Throwing out 1994 Chinook crash legal case a ‘travesty’, serviceman’s son says

A bid to bring a legal challenge against the Ministry of Defence over the crash was dismissed on Tuesday

Throwing out 1994 Chinook crash legal case a ‘travesty’, serviceman’s son saysPA Media

The son of one of 29 servicemen who died in the 1994 RAF Chinook helicopter crash has said that a High Court judge’s ruling throwing out a bid to bring a legal claim against the Ministry of Defence (MoD) over the incident is an “absolute travesty of justice”.

Andy Tobias, whose father, Lieutenant Colonel John Tobias, died in the crash, said that families of those who died could take the case to the European Court of Human Rights following Tuesday’s ruling.

Twenty-five intelligence experts and four special forces crew died when the Chinook HC-2 helicopter crashed into the Mull of Kintyre in south-west Scotland in foggy weather on June 2 1994, while flying from RAF Aldergrove in Northern Ireland to Fort George near Inverness.

An initial investigation found that gross negligence by the pilots caused the crash, but this was disputed by subsequent reviews and later overturned by the Mull of Kintyre inquiry in 2011.

The Chinook Justice Campaign (CJC), which is made up of more than 55 family members of 25 of the victims, sought to challenge the MoD’s “ongoing failure” to set up an “independent and effective investigation” into the crash.

But Mr Justice Butcher threw out the case on Tuesday as the claim had been brought too late.

Mr Tobias said that the group was “extremely disappointed” by the ruling, which he said left families seeking answers “without an effective domestic remedy”.

He said: “Today’s decision is an absolute travesty of justice, and we are downhearted but not defeated; we will continue our fight for the truth and we never give up.”

He continued: “We do not believe bereaved families should be denied the opportunity to seek justice simply because they were unaware that crucial information had been withheld from them.

“We remain united, dignified and determined to fight for the justice which we and our loved ones deserve.

“Our legal team will now pursue every remaining legal avenue, including taking this case to the European Court of Human Rights.

“But this should never have to be resolved through years of litigation.”

On Tuesday, Sam Jacobs, for the CJC, told the High Court that the group’s legal claim should be allowed to continue as information regarding the Chinook’s airworthiness “raises a more than arguable claim that… those individuals who died in the crash were placed on an aircraft known to be unsafe”.

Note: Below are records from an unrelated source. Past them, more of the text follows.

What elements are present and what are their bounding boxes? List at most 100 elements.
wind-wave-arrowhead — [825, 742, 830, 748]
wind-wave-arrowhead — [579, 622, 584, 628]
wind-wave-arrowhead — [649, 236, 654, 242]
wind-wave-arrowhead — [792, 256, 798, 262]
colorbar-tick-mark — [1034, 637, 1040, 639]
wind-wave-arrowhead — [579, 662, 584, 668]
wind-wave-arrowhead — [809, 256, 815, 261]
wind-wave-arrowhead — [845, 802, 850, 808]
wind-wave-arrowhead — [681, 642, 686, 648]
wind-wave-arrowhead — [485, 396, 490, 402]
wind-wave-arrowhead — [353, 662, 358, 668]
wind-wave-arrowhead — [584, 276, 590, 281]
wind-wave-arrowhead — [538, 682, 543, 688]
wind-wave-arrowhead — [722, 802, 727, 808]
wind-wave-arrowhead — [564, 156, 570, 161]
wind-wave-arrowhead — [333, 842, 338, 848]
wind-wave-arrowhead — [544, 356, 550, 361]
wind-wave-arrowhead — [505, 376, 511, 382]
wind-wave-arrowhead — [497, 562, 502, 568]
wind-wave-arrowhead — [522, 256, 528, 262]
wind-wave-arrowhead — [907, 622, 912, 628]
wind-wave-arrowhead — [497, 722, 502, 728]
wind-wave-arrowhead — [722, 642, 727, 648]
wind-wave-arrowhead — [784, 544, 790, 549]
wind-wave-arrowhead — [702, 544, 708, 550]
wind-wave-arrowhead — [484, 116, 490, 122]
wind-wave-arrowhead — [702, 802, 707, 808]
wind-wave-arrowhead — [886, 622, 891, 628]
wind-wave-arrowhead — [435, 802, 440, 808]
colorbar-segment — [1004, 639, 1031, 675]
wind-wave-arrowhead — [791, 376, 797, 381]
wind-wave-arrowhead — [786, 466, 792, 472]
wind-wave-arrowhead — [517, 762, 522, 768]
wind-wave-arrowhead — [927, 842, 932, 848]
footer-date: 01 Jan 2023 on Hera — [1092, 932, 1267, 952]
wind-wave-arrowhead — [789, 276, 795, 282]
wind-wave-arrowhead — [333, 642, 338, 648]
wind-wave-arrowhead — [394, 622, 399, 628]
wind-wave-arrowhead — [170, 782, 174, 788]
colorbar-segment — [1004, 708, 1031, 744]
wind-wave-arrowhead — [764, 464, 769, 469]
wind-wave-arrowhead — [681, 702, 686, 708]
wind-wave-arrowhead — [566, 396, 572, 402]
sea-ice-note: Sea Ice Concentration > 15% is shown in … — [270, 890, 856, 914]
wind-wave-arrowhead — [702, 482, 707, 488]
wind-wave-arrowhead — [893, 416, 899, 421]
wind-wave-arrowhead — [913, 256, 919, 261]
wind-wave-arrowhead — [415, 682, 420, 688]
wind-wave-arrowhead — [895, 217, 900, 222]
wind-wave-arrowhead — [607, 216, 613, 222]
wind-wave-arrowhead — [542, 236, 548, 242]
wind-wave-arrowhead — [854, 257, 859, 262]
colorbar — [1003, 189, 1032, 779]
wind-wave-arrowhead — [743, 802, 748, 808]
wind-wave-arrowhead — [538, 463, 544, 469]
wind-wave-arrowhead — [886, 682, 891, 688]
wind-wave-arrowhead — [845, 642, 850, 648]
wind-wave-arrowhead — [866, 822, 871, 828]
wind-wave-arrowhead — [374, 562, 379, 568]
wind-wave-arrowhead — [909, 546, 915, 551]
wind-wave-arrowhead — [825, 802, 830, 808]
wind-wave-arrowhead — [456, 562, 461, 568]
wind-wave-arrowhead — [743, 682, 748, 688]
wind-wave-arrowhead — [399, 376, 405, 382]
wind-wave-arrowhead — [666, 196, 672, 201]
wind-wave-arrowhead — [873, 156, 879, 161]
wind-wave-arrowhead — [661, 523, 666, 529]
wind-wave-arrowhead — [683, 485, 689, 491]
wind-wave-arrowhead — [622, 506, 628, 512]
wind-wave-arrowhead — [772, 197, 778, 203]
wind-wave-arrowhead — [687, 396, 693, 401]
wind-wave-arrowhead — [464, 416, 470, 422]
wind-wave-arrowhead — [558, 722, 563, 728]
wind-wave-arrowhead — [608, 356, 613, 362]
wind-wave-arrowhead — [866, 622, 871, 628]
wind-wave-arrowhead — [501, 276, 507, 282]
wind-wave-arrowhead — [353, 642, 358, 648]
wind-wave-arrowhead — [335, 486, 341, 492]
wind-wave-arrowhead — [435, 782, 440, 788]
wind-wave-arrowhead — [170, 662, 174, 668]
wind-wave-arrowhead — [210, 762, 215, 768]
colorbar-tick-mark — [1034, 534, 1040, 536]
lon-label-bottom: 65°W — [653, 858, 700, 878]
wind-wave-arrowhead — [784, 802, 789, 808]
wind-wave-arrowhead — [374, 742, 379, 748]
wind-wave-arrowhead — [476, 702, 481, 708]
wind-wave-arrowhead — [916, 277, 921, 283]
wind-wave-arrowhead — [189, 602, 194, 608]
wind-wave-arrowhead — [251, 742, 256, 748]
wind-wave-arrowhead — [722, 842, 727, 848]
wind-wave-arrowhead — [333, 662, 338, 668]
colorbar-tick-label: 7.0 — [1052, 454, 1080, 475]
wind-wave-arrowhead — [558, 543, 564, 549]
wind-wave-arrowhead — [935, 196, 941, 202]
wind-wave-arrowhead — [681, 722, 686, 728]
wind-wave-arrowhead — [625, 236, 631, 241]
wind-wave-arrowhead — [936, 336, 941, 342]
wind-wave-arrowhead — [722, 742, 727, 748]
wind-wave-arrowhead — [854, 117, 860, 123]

He continued that there were “profound and stark” concerns as to airworthiness at the time of the incident, and that the aircraft involved needed one of its engines replaced three times in the months before the incident, with issues also reported with its second engine.

He said: “It is plainly arguable that airworthiness caused the crash; indeed, arguable that the HC-2 should not have been flying at all.”

Daniel Beard KC, for the MOD, said in written submissions that the crash has been the subject of “extensive investigations” and that a new probe would serve no “practical purpose”.

He also said that the claim should be thrown out due to being brought too late.

Mr Justice Butcher said that the CJC could have known that there was a breach of the MoD’s obligations to adequately investigate the incident from the conclusion of the Mull of Kintyre review.

He continued that “cogent grounds” would be needed to justify the claim being allowed to proceed more than 14 years after the review’s conclusion, but said: “No such grounds have been shown.”

Mark Stephens, the solicitor acting for the CJC, following the decision, said that the MoD had “hidden behind the skirts of a technicality in order to avoid candour and scrutiny”.

He said: “I think most people will realise the suggestion that some of these people, who were 15 in 2011, and many of the women who were single parenting for the first time in their lives, had a priority, which was not starting legal proceedings, even if they had the wherewithal, and I think that is just a mark of the injustice that we’re seeing here today.”

He continued that there was a “pernicious irony” that the group’s case was dismissed on the same day as the Hillsborough Law is set to be approved by Parliament.

The law, which takes its name from the 1989 disaster at Hillsborough Stadium in Sheffield, aims to prevent cover-ups by requiring officials to be transparent during investigations and inquiries into failures by the state.